Dichotomy for Dummies

There are many clear examples of dichotomy (mutually exclusive or contradictory categories) in the world. A light switch is on or off. A gun may have fired, or not fired. A software program is running, or it is not running. But many things we deal with are not dichotomous, but continuous. A person can be happy or sad…or somewhere in between. The temperature outside may be cool or hot…or somewhere in between. Indeed, some things in the world are black and white, but others definitely have multiple shades of grey separating the two concepts.

Differentiating between dichotomous and continuous variables is (IMO) one of the basics of critical thinking – which is probably why I’m annoyed when people in software look for dichotomy where it doesn’t exist. For years, Agile proponents have denounced anything non-Agile as Waterfall (I’m not even completely convinced those two terms are on opposite ends of the same continuum). Software testing, I’m afraid, has had it’s share of dichotomy misdiagnosis in the past, but does seem to be improving as the profession matures.

Some key examples include:

  • Exploratory vs. Scripted. While it’s certainly possible to be entirely exploratory or entirely scripted in your test approach, grey areas between the two exist often in the testing world. I suppose you could say that if a test script contains exploratory elements that it’s really just ET, but see my example on Agile vs.Waterfall above for my reason why I disagree.
  • Automated vs. Manual. It takes a lot of effort to have a fully automated test – most “automated” testing has some amount of “manual-ness” to it. The same can be said for manual testing. When I’m testing “with my hands”, I almost always use tools to help me. Registry and process monitors, macro recorders, and debuggers are all tools that (automatically) help me test better. The short story is, that there’s a really blurry line that fills the gap between automated and manual testing
  • SDET vs. STE. Guess what – very few SDETs write tools and automation all day, and a lot of STEs I know write plenty of code (once upon a time, I wrote IIS server extensions to help with some test scenarios – my title at the time: SDET). I realize that these terms are Microsoft-ish, but although the titles are dichotomous, the roles are definitely continuous.
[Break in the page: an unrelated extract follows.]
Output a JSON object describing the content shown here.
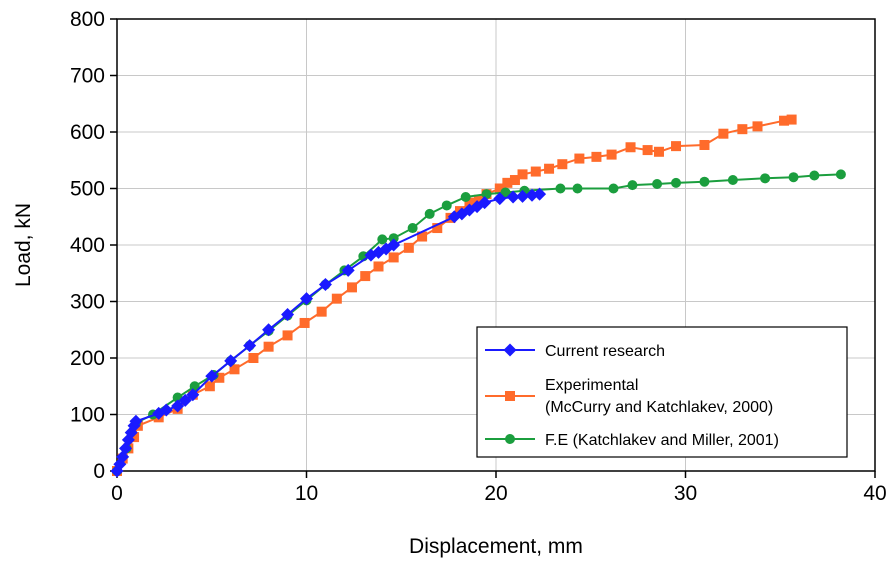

What other examples of misdiagnosed dichotomy have you seen?

Comments

  1. There are indeed a few that come to my mind.

    1. Test design vs. Test execution – It is common to find some bugs during test design. It is also common to design new tests or enhance existing tests based on one’s experience during test execution.
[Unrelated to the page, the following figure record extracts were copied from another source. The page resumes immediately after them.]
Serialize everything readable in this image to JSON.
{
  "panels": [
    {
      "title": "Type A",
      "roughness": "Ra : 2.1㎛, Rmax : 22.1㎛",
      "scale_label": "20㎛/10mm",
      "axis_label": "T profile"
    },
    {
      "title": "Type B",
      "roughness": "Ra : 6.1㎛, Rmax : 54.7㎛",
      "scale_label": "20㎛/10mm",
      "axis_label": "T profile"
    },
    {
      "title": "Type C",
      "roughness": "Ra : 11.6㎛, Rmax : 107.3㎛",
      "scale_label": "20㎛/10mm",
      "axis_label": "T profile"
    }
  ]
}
    2. Regimented vs. Adhoc – Even a software development process described in detail cannot cover each decision point that arises during project execution. Similarly, a project being executed by doing what seems right will have the practioners following some process even if it is not overt.

    3. Employee vs. Manager – An employee is expected to perform a number of management tasks e.g. time management, own task and schedule management, own career management. And we all know that a manager is an employee.
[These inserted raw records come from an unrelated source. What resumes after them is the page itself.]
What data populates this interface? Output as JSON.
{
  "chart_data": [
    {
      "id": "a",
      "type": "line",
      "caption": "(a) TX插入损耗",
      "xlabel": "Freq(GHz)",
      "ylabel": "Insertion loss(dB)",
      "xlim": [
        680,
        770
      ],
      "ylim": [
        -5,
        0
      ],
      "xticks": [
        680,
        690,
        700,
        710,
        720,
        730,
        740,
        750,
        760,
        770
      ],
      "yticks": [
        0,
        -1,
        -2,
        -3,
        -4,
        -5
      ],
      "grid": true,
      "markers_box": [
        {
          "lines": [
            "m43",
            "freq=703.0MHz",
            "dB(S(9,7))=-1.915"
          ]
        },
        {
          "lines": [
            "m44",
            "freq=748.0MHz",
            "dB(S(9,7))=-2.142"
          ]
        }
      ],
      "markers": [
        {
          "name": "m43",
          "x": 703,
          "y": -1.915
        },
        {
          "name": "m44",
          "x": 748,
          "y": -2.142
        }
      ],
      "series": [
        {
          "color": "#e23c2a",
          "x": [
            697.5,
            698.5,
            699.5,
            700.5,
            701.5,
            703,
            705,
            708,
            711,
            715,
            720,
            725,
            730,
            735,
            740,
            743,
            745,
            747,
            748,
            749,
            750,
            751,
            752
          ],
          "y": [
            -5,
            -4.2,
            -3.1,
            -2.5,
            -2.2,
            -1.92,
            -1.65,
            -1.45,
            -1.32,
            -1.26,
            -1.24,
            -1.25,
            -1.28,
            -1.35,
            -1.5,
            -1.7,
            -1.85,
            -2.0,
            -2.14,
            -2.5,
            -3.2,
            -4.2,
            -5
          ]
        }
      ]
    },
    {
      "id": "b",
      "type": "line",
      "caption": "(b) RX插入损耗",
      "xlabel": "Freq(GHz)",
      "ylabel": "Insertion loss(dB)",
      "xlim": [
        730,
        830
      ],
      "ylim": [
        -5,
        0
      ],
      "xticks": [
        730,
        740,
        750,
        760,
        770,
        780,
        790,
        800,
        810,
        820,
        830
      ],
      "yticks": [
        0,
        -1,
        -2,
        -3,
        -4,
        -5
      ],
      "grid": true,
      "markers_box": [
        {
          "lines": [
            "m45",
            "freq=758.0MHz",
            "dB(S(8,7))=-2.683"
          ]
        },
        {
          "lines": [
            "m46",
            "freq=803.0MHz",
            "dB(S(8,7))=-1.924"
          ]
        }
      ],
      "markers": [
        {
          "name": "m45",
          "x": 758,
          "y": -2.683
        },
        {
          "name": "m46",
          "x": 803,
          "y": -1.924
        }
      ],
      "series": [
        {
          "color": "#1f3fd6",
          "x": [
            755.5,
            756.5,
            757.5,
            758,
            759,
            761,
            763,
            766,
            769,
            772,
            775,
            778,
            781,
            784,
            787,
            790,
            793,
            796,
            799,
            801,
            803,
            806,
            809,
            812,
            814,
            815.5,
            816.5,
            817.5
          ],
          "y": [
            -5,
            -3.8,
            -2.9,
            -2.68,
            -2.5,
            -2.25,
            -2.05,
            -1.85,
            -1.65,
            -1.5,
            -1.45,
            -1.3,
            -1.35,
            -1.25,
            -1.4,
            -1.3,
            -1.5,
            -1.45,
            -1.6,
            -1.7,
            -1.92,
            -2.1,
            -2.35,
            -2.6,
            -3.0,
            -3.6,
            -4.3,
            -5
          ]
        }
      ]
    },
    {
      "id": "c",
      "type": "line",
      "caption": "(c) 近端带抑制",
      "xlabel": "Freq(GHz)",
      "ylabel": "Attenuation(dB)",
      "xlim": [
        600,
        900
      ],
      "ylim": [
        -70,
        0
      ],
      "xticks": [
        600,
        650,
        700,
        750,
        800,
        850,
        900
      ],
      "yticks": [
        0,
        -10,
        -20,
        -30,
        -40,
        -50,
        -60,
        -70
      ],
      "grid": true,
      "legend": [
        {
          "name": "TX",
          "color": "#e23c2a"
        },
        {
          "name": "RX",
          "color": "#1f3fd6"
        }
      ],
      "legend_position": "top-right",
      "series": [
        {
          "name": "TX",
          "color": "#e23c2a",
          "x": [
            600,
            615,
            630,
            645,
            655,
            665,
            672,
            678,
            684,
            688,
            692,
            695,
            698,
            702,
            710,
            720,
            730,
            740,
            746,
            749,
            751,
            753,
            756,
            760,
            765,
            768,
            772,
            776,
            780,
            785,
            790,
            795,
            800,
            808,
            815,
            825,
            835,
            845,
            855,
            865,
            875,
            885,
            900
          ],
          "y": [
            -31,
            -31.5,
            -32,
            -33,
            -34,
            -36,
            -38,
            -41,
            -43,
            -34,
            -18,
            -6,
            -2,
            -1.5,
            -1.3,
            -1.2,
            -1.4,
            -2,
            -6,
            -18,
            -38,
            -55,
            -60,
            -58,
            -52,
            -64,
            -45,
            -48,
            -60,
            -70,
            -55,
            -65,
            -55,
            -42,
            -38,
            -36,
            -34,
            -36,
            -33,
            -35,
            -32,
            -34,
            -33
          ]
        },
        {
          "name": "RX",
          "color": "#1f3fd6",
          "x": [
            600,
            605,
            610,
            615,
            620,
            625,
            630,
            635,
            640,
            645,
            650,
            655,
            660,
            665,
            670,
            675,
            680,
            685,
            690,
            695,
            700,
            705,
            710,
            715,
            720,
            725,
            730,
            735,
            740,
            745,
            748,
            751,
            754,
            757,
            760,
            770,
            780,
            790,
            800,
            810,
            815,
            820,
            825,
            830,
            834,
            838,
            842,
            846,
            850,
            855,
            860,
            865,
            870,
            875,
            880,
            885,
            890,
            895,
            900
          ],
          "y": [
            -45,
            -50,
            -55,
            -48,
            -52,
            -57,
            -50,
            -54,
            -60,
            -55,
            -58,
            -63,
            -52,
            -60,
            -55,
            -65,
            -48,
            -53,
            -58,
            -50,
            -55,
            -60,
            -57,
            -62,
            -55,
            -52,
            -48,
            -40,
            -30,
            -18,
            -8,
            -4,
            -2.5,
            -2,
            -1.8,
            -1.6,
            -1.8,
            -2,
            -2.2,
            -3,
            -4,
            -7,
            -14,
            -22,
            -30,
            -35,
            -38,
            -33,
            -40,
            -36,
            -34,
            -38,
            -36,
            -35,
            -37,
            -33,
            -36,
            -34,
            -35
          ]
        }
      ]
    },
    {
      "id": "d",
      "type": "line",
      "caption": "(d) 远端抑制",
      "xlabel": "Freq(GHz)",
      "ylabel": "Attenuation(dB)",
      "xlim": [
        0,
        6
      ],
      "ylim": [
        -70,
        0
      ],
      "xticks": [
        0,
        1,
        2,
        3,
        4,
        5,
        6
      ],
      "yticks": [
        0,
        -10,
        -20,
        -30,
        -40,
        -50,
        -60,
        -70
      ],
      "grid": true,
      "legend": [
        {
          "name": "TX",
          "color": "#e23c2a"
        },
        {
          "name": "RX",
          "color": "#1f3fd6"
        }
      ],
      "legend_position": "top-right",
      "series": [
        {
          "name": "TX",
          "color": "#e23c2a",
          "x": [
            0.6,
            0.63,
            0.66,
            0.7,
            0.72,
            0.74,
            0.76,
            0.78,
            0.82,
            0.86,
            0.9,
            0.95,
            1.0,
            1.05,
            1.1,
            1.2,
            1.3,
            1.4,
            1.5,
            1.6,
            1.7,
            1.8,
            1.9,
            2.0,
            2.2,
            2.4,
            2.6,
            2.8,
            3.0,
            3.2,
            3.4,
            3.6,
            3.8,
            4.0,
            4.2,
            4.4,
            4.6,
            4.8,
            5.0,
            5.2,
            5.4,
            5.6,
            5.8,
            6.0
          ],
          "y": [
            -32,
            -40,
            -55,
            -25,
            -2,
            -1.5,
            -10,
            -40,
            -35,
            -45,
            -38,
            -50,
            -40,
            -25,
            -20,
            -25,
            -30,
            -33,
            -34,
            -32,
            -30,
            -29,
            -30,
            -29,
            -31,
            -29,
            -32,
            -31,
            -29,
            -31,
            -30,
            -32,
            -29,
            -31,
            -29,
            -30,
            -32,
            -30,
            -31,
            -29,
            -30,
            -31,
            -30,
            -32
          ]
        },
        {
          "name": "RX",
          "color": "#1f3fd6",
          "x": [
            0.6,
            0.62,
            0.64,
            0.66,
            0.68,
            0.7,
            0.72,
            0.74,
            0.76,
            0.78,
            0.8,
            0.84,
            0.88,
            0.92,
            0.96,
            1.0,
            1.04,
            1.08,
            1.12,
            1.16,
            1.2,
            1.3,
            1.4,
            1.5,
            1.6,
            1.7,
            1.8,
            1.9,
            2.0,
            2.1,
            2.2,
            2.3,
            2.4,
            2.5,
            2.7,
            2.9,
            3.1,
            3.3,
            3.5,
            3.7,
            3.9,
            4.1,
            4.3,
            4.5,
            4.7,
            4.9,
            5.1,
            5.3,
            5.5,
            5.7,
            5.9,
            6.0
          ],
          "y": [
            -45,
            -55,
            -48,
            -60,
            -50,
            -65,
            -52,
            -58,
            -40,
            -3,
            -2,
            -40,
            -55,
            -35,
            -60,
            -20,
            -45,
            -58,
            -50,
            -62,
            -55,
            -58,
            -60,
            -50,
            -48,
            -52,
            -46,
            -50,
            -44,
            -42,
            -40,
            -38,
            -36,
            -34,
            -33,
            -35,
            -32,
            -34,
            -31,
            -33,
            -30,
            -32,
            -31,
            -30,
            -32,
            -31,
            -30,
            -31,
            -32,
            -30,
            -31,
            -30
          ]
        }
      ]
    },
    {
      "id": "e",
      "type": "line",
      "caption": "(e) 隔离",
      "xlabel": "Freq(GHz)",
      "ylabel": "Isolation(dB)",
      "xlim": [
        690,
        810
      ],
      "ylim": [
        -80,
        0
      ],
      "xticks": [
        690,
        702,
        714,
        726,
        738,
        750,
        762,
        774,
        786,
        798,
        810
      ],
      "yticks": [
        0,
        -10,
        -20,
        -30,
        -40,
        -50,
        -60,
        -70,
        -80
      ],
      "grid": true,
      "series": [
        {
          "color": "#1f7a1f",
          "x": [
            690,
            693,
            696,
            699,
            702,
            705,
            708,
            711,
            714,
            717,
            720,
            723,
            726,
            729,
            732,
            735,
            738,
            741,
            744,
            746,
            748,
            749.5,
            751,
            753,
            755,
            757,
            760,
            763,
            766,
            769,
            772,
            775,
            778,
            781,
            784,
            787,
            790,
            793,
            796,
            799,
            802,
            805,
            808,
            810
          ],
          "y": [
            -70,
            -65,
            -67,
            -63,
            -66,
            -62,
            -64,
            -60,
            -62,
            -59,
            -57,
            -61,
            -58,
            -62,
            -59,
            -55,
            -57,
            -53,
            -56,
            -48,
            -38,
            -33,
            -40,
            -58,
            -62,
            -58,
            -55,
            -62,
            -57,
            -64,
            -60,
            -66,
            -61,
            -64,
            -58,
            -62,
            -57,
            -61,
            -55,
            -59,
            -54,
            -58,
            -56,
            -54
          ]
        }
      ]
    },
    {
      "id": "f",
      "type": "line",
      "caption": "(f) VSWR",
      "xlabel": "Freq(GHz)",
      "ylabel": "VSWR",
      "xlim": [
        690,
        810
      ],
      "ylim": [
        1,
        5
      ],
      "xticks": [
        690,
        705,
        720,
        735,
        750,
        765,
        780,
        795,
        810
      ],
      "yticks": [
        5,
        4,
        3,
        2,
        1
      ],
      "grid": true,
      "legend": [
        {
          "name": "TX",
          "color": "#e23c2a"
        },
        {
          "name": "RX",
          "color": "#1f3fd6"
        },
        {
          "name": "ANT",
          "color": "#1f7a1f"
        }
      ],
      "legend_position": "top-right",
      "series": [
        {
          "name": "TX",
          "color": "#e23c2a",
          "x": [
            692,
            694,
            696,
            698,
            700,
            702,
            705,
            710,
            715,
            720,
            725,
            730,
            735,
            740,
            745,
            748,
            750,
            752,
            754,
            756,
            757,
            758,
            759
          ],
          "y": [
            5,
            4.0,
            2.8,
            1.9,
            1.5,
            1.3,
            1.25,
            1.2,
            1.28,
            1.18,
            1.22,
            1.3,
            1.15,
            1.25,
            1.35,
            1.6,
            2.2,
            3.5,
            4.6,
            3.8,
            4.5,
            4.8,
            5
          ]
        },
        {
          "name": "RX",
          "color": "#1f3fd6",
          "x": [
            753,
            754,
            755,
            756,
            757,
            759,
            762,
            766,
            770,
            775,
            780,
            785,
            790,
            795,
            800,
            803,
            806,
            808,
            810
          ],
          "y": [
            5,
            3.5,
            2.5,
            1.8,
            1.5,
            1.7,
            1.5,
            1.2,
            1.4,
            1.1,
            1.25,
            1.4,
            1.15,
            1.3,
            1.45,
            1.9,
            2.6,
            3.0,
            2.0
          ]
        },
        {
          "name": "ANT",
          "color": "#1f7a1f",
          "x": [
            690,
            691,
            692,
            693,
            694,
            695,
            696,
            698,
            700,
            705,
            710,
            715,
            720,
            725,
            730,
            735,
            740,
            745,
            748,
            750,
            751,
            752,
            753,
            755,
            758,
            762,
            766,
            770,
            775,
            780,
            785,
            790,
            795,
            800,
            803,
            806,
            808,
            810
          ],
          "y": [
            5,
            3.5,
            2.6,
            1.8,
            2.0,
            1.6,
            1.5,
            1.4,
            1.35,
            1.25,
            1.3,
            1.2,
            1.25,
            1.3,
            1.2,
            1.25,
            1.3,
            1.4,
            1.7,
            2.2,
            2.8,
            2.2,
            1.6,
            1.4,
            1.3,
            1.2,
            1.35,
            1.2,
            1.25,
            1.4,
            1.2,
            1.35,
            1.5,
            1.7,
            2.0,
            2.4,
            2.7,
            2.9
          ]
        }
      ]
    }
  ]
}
  2. False dichotomies include:

    Agile vs Waterfall – every single waterfall project I have ever been on has always ended up Agile in the end. By that I mean that always the testing finishes first -Then the final code is deployed – and Then last of all the documentation of ‘requirements’ is finalized… the precise reverse order to waterfall. You see that’s the way software has always been built – Agile merely stops trying to reverse the flow / push sh1t up hill! (hence why it saves time/money and removes conflict/resentment)

    Polyglot vs Monolingual – I don’t believe I know any programmer that only knows a single programming language. Sure everyone may have a preferred language (everyone does, even if subconsciously). Generally everyone knows some form of data storage language (SQL, MongoDB DSL etc) in addition to a language they code with.